Jean, qui sortait de chez lui, distingua à quelques pas dans l’ombre une silhouette blanche qu’il se hâta de rejoindre.

Bijou demanda :

— C’est toi, Jean ?…

— Oui… c’est moi !… et j’aurais un mot à te dire…

— Quelque chose de pas trop long ?… le premier coup est sonné !…

— Quelque chose de très court… mais que je préfère n’être entendu que de toi…

— Veux-tu que nous entrions chez toi ou chez moi ?…

— Chez toi, puisque nous sommes à ta porte…

Bijou ouvrit et, quand Blaye fut entré, elle dit.

— Attends… ne remue pas… pour pas que tu te cognes… j’allume…

Il l’arrêta par le bras :

— Pas la peine d’avoir de la lumière… je sais parler sans y voir !… d’ailleurs ça ne sera pas long… je veux te dire, mon Bijou… que ce que tu as fait… tu sais bien, tantôt ?… Elle parut chercher :

— Tantôt ?... qu’est-ce que j’ai donc fait ?...

— Tu m’as gentiment, oh ! bien gentiment embrassé... mais tu es trop grande pour faire ça... quand il y a du monde...

Elle demanda en riant :

— Et quand il n’y a personne... est-ce que je peux, dis ?...
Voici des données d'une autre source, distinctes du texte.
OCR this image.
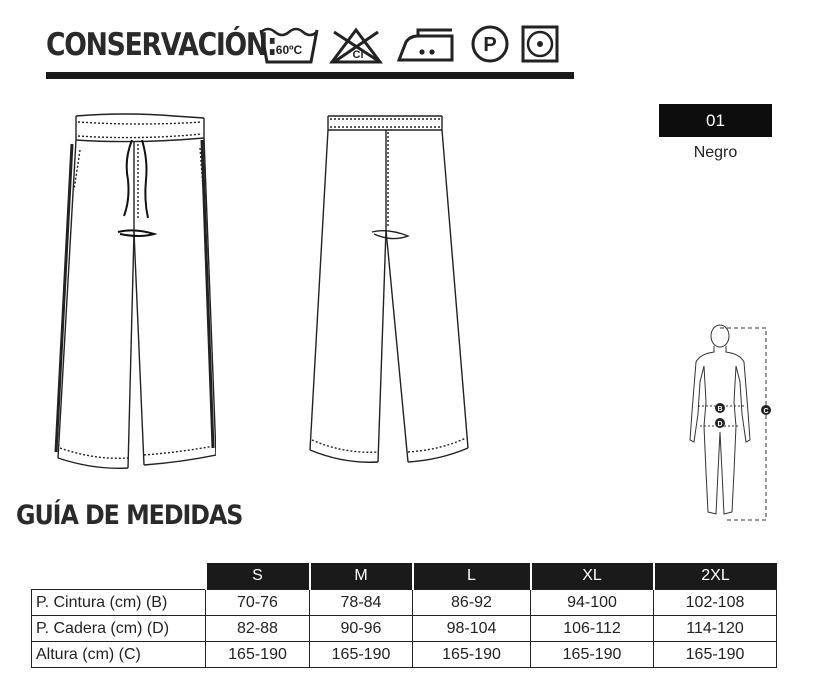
CONSERVACIÓN: 60ºC	Cl	P
01
Negro
B
D
C
GUÍA DE MEDIDAS
	S	M	L	XL	2XL
P. Cintura (cm) (B)	70-76	78-84	86-92	94-100	102-108
P. Cadera (cm) (D)	82-88	90-96	98-104	106-112	114-120
Altura (cm) (C)	165-190	165-190	165-190	165-190	165-190
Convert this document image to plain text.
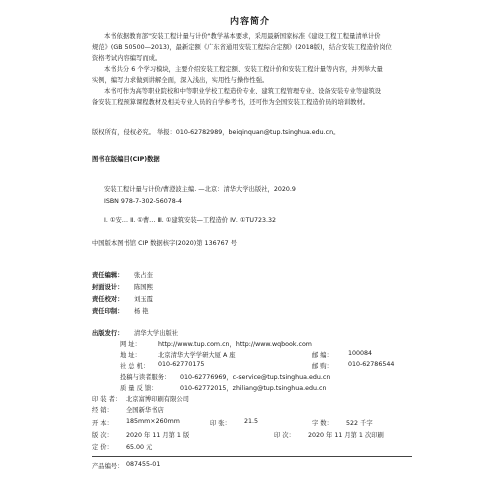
内容简介

本书依据教育部"安装工程计量与计价"教学基本要求，采用最新国家标准《建设工程工程量清单计价

规范》(GB 50500—2013)，最新定额《广东省通用安装工程综合定额》(2018版)，结合安装工程造价岗位

资格考试内容编写而成。

本书共分 6 个学习模块，主要介绍安装工程定额、安装工程计价和安装工程计量等内容，并列举大量

实例，编写力求做到讲解全面，深入浅出，实用性与操作性强。

本书可作为高等职业院校和中等职业学校工程造价专业、建筑工程管理专业、设备安装专业等建筑设

备安装工程预算课程教材及相关专业人员的自学参考书，还可作为全国安装工程造价员的培训教材。

版权所有，侵权必究。 举报：010-62782989，beiqinquan@tup.tsinghua.edu.cn。
图书在版编目(CIP)数据
安装工程计量与计价/曹澄波主编. —北京：清华大学出版社，2020.9
ISBN 978-7-302-56078-4
Ⅰ. ①安… Ⅱ. ①曹… Ⅲ. ①建筑安装—工程造价 Ⅳ. ①TU723.32
中国版本图书馆 CIP 数据核字(2020)第 136767 号
责任编辑： 张占奎
封面设计： 陈国熙
责任校对： 刘玉霞
责任印制： 杨 艳
出版发行： 清华大学出版社
网 址：	http://www.tup.com.cn，http://www.wqbook.com
地 址：	北京清华大学学研大厦 A 座	邮 编： 100084
社 总 机： 010-62770175	邮 购： 010-62786544
投稿与读者服务： 010-62776969，c-service@tup.tsinghua.edu.cn
质 量 反 馈：	010-62772015，zhiliang@tup.tsinghua.edu.cn
印 装 者： 北京富博印刷有限公司
经 销： 全国新华书店
开 本： 185mm×260mm	印 张： 21.5	字 数： 522 千字
版 次： 2020 年 11 月第 1 版	印 次： 2020 年 11 月第 1 次印刷
定 价： 65.00 元
产品编号： 087455-01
Avant qu’il eût le temps de répondre, elle le saisit par les épaules et tendit vers lui ses lèvres. Il abaissait au même instant sa tête, et le baiser lui effleura la bouche. Bijou fit entendre une sorte de plainte caressante et craintive qui l’émut profondément. Décidé à parler, cette fois, il voulut attirer à lui la jeune fille, mais elle repoussa les mains qui cherchaient à la retenir, s’élança hors de la chambre, et, au frôlement rapide de sa robe contre la muraille, il comprit qu’elle s’enfuyait.